“I’ve heard about people loving their high school years, calling it the best years of their lives, but I’ve never felt that way about mine.”
When Ms. B walks down the hallway during first block, we all hold our breath. She calls herself the Angel of Death, the bearer of bad news. In her hands, she carries white slips of paper, asking us to miss out on our planning periods to cover other classes. In a flash, our forty-five minutes of alone time vanishes & is replaced with a classroom full of kids. So, yesterday, when Ms. B knocked on my door to hand me one of these slips, I grinned and beared it. Well, there goes my coffee trip.
I’ve started using these class covers as a more than just a chance to add $7.50 an hour to my paycheck — instead, I use them to ask kids the questions I’ve always had on my mind.
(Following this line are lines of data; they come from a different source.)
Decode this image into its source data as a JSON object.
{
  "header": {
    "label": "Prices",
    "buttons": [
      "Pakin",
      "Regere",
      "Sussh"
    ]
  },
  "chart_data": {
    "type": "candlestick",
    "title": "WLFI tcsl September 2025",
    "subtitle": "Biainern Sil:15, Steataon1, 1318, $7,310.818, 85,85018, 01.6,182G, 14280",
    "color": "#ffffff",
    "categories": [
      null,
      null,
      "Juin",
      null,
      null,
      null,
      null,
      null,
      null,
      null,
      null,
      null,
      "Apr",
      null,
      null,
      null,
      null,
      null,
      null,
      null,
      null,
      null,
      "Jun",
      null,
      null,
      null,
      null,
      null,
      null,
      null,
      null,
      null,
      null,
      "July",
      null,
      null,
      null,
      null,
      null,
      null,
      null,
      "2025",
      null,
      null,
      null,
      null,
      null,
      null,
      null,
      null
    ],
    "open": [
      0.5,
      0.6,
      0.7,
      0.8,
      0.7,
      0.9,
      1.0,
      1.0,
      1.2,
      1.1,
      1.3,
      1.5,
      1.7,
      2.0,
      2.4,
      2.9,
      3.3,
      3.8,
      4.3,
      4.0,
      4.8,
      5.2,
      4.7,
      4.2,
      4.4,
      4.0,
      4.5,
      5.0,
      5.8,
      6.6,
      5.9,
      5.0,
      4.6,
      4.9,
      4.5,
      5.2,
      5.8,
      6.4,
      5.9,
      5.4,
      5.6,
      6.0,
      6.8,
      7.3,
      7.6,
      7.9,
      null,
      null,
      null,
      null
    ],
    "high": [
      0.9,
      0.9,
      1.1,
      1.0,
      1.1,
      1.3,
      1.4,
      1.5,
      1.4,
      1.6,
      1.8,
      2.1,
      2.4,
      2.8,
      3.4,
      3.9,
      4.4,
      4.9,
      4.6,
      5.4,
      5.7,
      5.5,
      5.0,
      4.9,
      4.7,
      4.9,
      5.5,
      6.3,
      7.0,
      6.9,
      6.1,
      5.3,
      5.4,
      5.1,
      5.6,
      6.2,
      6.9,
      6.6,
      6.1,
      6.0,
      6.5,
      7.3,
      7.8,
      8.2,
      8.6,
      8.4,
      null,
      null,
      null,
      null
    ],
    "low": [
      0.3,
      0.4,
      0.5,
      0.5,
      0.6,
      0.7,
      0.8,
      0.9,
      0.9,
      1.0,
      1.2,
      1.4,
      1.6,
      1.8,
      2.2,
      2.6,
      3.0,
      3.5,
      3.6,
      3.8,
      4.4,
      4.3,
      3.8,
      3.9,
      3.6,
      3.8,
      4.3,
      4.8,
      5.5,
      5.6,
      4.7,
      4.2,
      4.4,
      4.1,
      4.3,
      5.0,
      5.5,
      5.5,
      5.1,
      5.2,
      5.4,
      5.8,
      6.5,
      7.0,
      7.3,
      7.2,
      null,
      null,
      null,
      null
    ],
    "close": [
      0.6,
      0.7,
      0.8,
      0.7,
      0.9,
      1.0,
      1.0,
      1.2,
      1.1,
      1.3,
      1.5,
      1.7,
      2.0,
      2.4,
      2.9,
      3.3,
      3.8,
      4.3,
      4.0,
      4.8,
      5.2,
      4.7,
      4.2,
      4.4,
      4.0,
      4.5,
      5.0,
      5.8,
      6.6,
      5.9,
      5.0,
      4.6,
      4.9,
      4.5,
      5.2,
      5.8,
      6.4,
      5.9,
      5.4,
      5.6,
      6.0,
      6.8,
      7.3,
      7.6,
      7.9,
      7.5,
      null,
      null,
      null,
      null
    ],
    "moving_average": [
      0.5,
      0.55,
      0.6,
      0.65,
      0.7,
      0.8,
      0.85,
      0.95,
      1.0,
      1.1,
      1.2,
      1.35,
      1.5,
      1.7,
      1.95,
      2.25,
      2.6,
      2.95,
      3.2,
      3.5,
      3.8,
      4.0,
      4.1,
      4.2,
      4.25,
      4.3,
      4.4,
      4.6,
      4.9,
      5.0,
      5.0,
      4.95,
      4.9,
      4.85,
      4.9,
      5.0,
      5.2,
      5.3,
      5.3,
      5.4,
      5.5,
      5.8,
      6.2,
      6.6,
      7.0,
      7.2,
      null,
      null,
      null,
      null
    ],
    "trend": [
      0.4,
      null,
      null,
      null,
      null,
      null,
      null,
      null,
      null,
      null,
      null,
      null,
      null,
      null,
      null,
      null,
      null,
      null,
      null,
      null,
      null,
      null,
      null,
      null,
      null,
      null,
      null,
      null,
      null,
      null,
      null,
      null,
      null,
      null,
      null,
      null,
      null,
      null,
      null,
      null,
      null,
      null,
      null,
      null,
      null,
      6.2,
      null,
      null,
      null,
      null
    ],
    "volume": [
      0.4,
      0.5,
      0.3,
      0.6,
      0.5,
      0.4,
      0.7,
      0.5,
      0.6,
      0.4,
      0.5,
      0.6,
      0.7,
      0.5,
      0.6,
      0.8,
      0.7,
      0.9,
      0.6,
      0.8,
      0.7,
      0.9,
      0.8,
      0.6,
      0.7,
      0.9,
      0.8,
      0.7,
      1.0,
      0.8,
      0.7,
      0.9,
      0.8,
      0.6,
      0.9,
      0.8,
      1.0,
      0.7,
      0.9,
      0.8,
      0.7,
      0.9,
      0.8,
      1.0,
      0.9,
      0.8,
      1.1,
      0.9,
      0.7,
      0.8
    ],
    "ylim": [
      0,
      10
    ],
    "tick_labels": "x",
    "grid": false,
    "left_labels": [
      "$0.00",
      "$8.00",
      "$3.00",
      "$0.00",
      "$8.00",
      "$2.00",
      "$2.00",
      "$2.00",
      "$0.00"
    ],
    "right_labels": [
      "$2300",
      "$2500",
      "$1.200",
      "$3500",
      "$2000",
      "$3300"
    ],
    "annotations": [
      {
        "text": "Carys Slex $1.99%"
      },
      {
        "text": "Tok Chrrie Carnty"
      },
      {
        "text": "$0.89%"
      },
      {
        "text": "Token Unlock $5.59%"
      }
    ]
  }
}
I have a (somewhat) captive audience — why not use it?
My go-to question of the moment is this: what is one thing John Marshall needs to be more successful, as a school? Which is when I heard the following response: “I’ve heard about people loving their high school years, calling it the best years of their lives, but I’ve never felt that way about mine.”
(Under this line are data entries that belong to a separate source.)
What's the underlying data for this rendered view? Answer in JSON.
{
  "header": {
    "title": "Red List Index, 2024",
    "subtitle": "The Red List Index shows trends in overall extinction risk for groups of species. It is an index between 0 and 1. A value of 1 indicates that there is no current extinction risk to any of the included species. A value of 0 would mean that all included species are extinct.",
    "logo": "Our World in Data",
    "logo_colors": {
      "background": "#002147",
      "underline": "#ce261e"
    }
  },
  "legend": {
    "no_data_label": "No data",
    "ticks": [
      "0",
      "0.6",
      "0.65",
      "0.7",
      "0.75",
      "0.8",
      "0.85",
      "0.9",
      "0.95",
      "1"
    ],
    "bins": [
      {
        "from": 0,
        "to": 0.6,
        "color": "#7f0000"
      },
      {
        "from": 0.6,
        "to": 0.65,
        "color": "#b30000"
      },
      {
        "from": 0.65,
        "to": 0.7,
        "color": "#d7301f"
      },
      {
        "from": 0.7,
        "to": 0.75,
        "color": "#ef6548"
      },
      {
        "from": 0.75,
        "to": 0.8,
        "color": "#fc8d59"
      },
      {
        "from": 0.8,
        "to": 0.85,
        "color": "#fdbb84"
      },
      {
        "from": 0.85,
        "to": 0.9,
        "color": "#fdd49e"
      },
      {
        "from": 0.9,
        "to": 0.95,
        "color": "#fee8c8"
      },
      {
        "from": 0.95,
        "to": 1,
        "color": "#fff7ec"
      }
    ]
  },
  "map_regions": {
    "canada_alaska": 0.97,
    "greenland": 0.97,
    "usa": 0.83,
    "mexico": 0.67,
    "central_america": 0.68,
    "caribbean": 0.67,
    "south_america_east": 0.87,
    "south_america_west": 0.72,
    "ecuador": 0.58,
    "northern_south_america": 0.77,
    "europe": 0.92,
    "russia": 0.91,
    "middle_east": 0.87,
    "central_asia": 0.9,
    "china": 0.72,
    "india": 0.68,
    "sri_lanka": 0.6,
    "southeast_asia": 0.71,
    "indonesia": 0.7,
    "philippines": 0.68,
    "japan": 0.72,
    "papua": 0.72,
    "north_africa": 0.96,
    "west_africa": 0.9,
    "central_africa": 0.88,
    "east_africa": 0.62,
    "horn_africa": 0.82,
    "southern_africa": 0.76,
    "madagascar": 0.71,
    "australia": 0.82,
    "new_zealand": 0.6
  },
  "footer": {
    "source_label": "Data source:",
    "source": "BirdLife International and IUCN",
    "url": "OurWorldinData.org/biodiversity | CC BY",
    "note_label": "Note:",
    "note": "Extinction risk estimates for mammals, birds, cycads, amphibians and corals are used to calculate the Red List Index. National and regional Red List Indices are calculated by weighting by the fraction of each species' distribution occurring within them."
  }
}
The students talked about the high turnover of teachers, their desire to simply get out of high school, and what it would take to change that mentality — for themselves, at least. I listened to some of these students, and I felt a strange sense of calm. While I was sad that they felt so removed from their environment, I also felt hope. These students were starting to see the same things I have seen for the past few weeks. I am not alone — they want to feel empowered by their high school experience, too.
There are so many cool initiatives at my school, but I’m seeing that there’s a desire for more. How to get it started? I’m not sure — but we are starting to form a community of people who want to invest time in doing something important.